Emily Magee (born October 31, 1965) is an American operatic soprano.

Born in New York City, Magee studied music at Westminster Choir College, from which she graduated in 1987. She continued her studies at the Jacobs School of Music of Indiana University Bloomington, where her teachers included Margaret Harshaw.

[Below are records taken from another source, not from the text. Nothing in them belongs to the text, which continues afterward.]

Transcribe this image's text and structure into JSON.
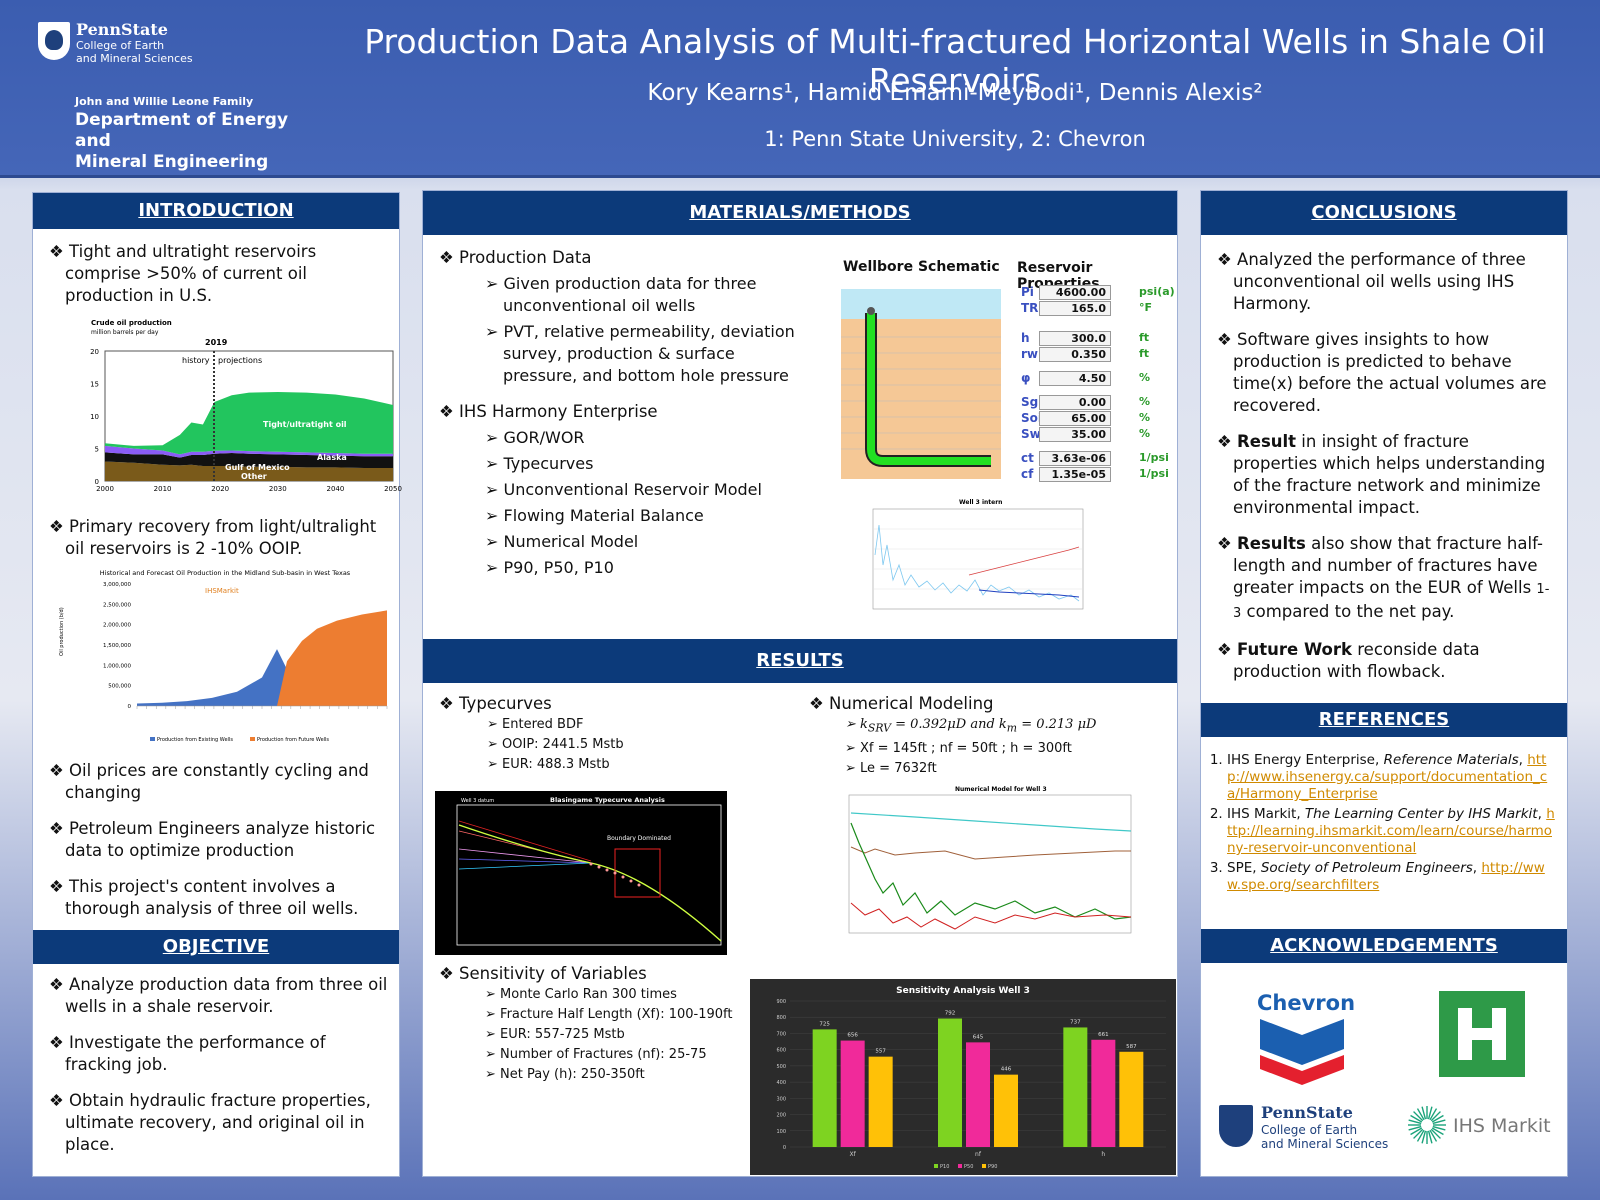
{
  "header": {
    "logo": {
      "name": "PennState",
      "sub1": "College of Earth",
      "sub2": "and Mineral Sciences"
    },
    "dept_top": "John and Willie Leone Family",
    "dept1": "Department of Energy and",
    "dept2": "Mineral Engineering",
    "title": "Production Data Analysis of Multi-fractured Horizontal Wells in Shale Oil Reservoirs",
    "authors": "Kory Kearns¹, Hamid Emami-Meybodi¹, Dennis Alexis²",
    "affiliations": "1: Penn State University, 2: Chevron"
  },
  "intro": {
    "heading": "INTRODUCTION",
    "b1": "Tight and ultratight reservoirs comprise >50% of current oil production in U.S.",
    "b2": "Primary recovery from light/ultralight oil reservoirs is 2 -10% OOIP.",
    "b3": "Oil prices are constantly cycling and changing",
    "b4": "Petroleum Engineers analyze historic data to optimize production",
    "b5": "This project's content involves a thorough analysis of three oil wells."
  },
  "chart1": {
    "title": "Crude oil production",
    "subtitle": "million barrels per day",
    "year": "2019",
    "history": "history",
    "projections": "projections",
    "l_tight": "Tight/ultratight oil",
    "l_alaska": "Alaska",
    "l_gulf": "Gulf of Mexico",
    "l_other": "Other",
    "yticks": [
      "20",
      "15",
      "10",
      "5",
      "0"
    ],
    "xticks": [
      "2000",
      "2010",
      "2020",
      "2030",
      "2040",
      "2050"
    ]
  },
  "chart_data": [
    {
      "type": "area",
      "title": "Crude oil production",
      "subtitle": "million barrels per day",
      "x": [
        2000,
        2005,
        2010,
        2013,
        2015,
        2017,
        2019,
        2022,
        2025,
        2030,
        2035,
        2040,
        2045,
        2050
      ],
      "series": [
        {
          "name": "Tight/ultratight oil",
          "values": [
            0.4,
            0.4,
            0.8,
            3.0,
            4.5,
            4.2,
            7.5,
            8.5,
            9.0,
            9.2,
            9.2,
            9.0,
            8.5,
            7.5
          ]
        },
        {
          "name": "Alaska",
          "values": [
            1,
            0.9,
            0.6,
            0.5,
            0.5,
            0.5,
            0.45,
            0.4,
            0.4,
            0.4,
            0.4,
            0.4,
            0.4,
            0.4
          ]
        },
        {
          "name": "Gulf of Mexico",
          "values": [
            1.4,
            1.3,
            1.6,
            1.2,
            1.5,
            1.7,
            1.9,
            2.0,
            2.0,
            1.9,
            1.9,
            1.8,
            1.8,
            1.8
          ]
        },
        {
          "name": "Other",
          "values": [
            3,
            2.8,
            2.5,
            2.4,
            2.5,
            2.3,
            2.3,
            2.3,
            2.2,
            2.2,
            2.1,
            2.1,
            2.0,
            2.0
          ]
        }
      ],
      "ylim": [
        0,
        20
      ],
      "xlim": [
        2000,
        2050
      ]
    },
    {
      "type": "area",
      "title": "Historical and Forecast Oil Production in the Midland Sub-basin in West Texas",
      "x": [
        0,
        5,
        10,
        15,
        20,
        25,
        28,
        30,
        33,
        36,
        40,
        45,
        50
      ],
      "series": [
        {
          "name": "Production from Existing Wells",
          "values": [
            60000,
            80000,
            120000,
            200000,
            350000,
            700000,
            1400000,
            900000,
            600000,
            450000,
            350000,
            300000,
            250000
          ]
        },
        {
          "name": "Production from Future Wells",
          "values": [
            0,
            0,
            0,
            0,
            0,
            0,
            0,
            1100000,
            1600000,
            1900000,
            2100000,
            2250000,
            2350000
          ]
        }
      ],
      "ylim": [
        0,
        3000000
      ]
    },
    {
      "type": "bar",
      "title": "Sensitivity Analysis Well 3",
      "categories": [
        "Xf",
        "nf",
        "h"
      ],
      "series": [
        {
          "name": "P10",
          "values": [
            725,
            792,
            737
          ]
        },
        {
          "name": "P50",
          "values": [
            656,
            645,
            661
          ]
        },
        {
          "name": "P90",
          "values": [
            557,
            446,
            587
          ]
        }
      ],
      "ylim": [
        0,
        900
      ]
    }
  ],
  "chart2": {
    "title": "Historical and Forecast Oil Production in the Midland Sub-basin in West Texas",
    "ihs": "IHSMarkit",
    "ylabel": "Oil production (b/d)",
    "yticks": [
      "3,000,000",
      "2,500,000",
      "2,000,000",
      "1,500,000",
      "1,000,000",
      "500,000",
      "0"
    ],
    "leg1": "Production from Existing Wells",
    "leg2": "Production from Future Wells"
  },
  "objective": {
    "heading": "OBJECTIVE",
    "b1": "Analyze production data from three oil wells in a shale reservoir.",
    "b2": "Investigate the performance of fracking job.",
    "b3": "Obtain hydraulic fracture properties, ultimate recovery, and original oil in place."
  },
  "methods": {
    "heading": "MATERIALS/METHODS",
    "b1": "Production Data",
    "s1": "Given production data for three unconventional oil wells",
    "s2": "PVT, relative permeability, deviation survey, production & surface pressure, and bottom hole pressure",
    "b2": "IHS Harmony Enterprise",
    "s3": "GOR/WOR",
    "s4": "Typecurves",
    "s5": "Unconventional Reservoir Model",
    "s6": "Flowing Material Balance",
    "s7": "Numerical Model",
    "s8": "P90, P50, P10",
    "wellbore": "Wellbore Schematic",
    "resprops": "Reservoir Properties",
    "props": [
      {
        "n": "Pi",
        "v": "4600.00",
        "u": "psi(a)"
      },
      {
        "n": "TR",
        "v": "165.0",
        "u": "°F"
      },
      {
        "n": "h",
        "v": "300.0",
        "u": "ft"
      },
      {
        "n": "rw",
        "v": "0.350",
        "u": "ft"
      },
      {
        "n": "φ",
        "v": "4.50",
        "u": "%"
      },
      {
        "n": "Sgi",
        "v": "0.00",
        "u": "%"
      },
      {
        "n": "Soi",
        "v": "65.00",
        "u": "%"
      },
      {
        "n": "Swi",
        "v": "35.00",
        "u": "%"
      },
      {
        "n": "ct",
        "v": "3.63e-06",
        "u": "1/psi"
      },
      {
        "n": "cf",
        "v": "1.35e-05",
        "u": "1/psi"
      }
    ],
    "well_label": "Well 3 intern"
  },
  "results": {
    "heading": "RESULTS",
    "typecurves": "Typecurves",
    "t1": "Entered BDF",
    "t2": "OOIP: 2441.5 Mstb",
    "t3": "EUR: 488.3 Mstb",
    "numerical": "Numerical Modeling",
    "n1a": "k",
    "n1b": "SRV",
    "n1c": " =  0.392μD and ",
    "n1d": "k",
    "n1e": "m",
    "n1f": " = 0.213 μD",
    "n2": "Xf = 145ft ; nf = 50ft ; h = 300ft",
    "n3": "Le = 7632ft",
    "blasingame": "Blasingame Typecurve Analysis",
    "boundary": "Boundary Dominated",
    "well3": "Well 3 datum",
    "nm_title": "Numerical Model for Well 3",
    "sensitivity": "Sensitivity of Variables",
    "v1": "Monte Carlo Ran 300 times",
    "v2": "Fracture Half Length (Xf): 100-190ft",
    "v3": "EUR:  557-725 Mstb",
    "v4": "Number of Fractures (nf):  25-75",
    "v5": "Net Pay (h): 250-350ft",
    "sa_title": "Sensitivity Analysis Well 3",
    "sa_legend": [
      "P10",
      "P50",
      "P90"
    ]
  },
  "conclusions": {
    "heading": "CONCLUSIONS",
    "b1": "Analyzed the performance of three unconventional oil wells using IHS Harmony.",
    "b2": "Software gives insights to how production is predicted to behave time(x) before the actual volumes are recovered.",
    "b3a": "Result",
    "b3b": " in insight of fracture properties which helps understanding of the fracture network and minimize environmental impact.",
    "b4a": "Results",
    "b4b": " also show that fracture half-length and number of fractures have greater impacts on the EUR of Wells ",
    "b4c": "1-3",
    "b4d": " compared to the net pay.",
    "b5a": "Future Work",
    "b5b": " reconside data production with flowback."
  },
  "references": {
    "heading": "REFERENCES",
    "r1a": "IHS Energy Enterprise, ",
    "r1b": "Reference Materials",
    "r1url": "http://www.ihsenergy.ca/support/documentation_ca/Harmony_Enterprise",
    "r2a": "IHS Markit, ",
    "r2b": "The Learning Center by IHS Markit",
    "r2url": "http://learning.ihsmarkit.com/learn/course/harmony-reservoir-unconventional",
    "r3a": "SPE, ",
    "r3b": "Society of Petroleum Engineers",
    "r3url": "http://www.spe.org/searchfilters"
  },
  "ack": {
    "heading": "ACKNOWLEDGEMENTS",
    "chevron": "Chevron",
    "psu": "PennState",
    "psu1": "College of Earth",
    "psu2": "and Mineral Sciences",
    "ihs": "IHS Markit"
  }
}
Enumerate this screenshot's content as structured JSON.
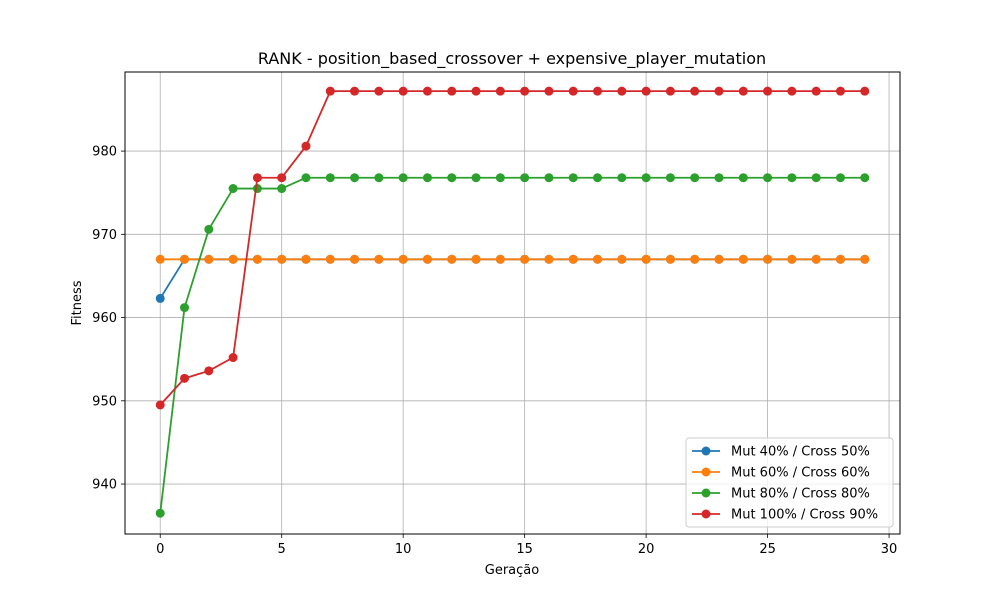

In 1995, Magee made her operatic debut at the Lyric Opera of Chicago, singing the role of Fiordiligi in Mozart's Così fan tutte. Her international debut came in 1996 at the Berlin State Opera, under the direction of Daniel Barenboim. Magee's selected recordings, on CD and DVD, include:
- Lohengrin (Elsa), with Peter Seiffert; conductor: Daniel Barenboim
- Die Meistersinger von Nürnberg (Eva); conductor: Daniel Barenboim
- Peter Grimes (Ellen Orford); conductor: Franz Welser-Möst
- Ariadne auf Naxos (Ariadne); Zürich Opera; conductor: Christoph von Dohnányi
- Rusalka; conductor: Franz Welser-Möst
- Tosca, with Jonas Kaufmann and Thomas Hampson; Zürich Opera
- Salome; Frankfurt Radio Symphony; conductor: Andrés Orozco-Estrada

Magee and her husband live in Boulder, Colorado, US.